Rokytne Raion (Рокитнівський район) was a raion in Rivne Oblast in western Ukraine. Its administrative centre was the urban-type settlement of Rokytne. The raion was abolished and its territory was merged into Sarny Raion on 18 July 2020 as part of the administrative reform of Ukraine, which reduced the number of raions of Rivne Oblast to four. The last estimate of the raion population was

==Demographics==
Rokytne Raion was probably the place with the highest birth rate in all of Ukraine. The Raion recorded a birth rate of 24.0 per 1,000 in 2008. The village council of Hlynne is widely regarded as holding the record for the highest birth rate in all of Europe.

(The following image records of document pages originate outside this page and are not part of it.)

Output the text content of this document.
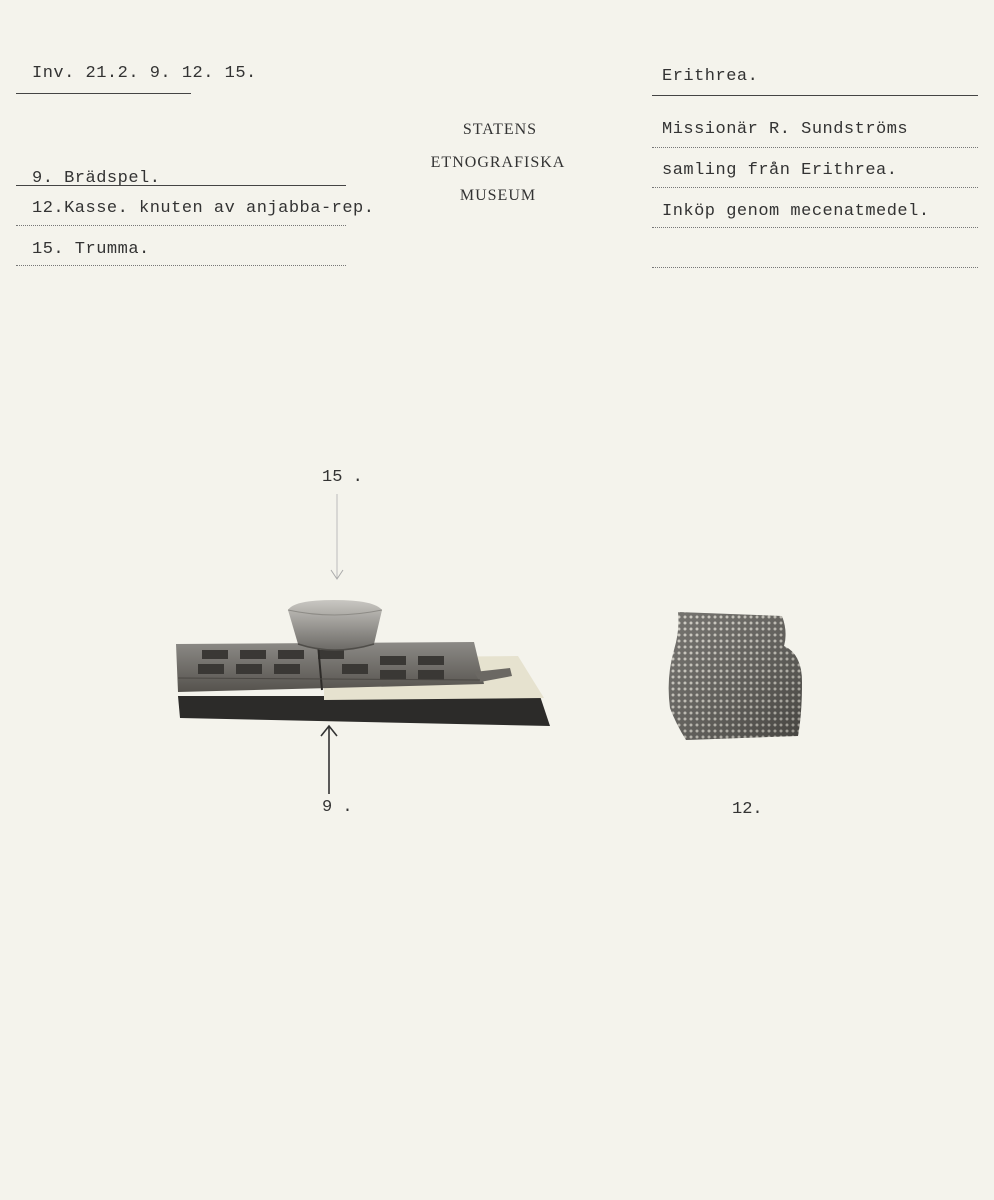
Inv. 21.2. 9. 12. 15.	Erithrea.
STATENS
ETNOGRAFISKA
MUSEUM
9. Brädspel.
12.Kasse. knuten av anjabba-rep.
15. Trumma.
Missionär R. Sundströms
samling från Erithrea.
Inköp genom mecenatmedel.
15 .
9 .	12.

- Births (2011) : 1,304 births at 24.0 per 1,000
- Births (2012) : 1,391 births at 25.9 per 1,000
- Births (2014) : 1,328 births at 24.0 per 1,000
- Births (2016) : 1,177 births at 20.6 per 1,000
- Births (2017) : 1,064 births at 18.5 per 1,000
- Births (2018) : 1,050 births at 18.2 per 1,000
- Deaths (2011) : 615 deaths at 11.3 per 1,000
- Deaths (2012) : 595 deaths at 11.1 per 1,000
- Deaths (2014) : 617 deaths at 11.2 per 1,000
- Deaths (2016) : 607 deaths at 10.6 per 1,000
- Deaths (2017) : 593 deaths at 10.3 per 1,000
- Deaths (2018) : 575 deaths at 10.0 per 1,000

==World War II==
On 26 August 1942, after living under a reign of terror for just over a year, the Jews of Rokytne were ordered to gather in the central market square for deportation to a killing site outside the town. When many of them realized what was about to occur, the crowd began to panic. As people began to run, Nazi and Ukrainian police began to shoot. People were systematically shot or herded into waiting rail cars, destined for Sarny. Jews were also forcibly transferred to Sarny from the towns of Tomashorod, Klesiv and Dubrovytsia.

This event is collectively referred to as part of the 1942 Sarny Massacre.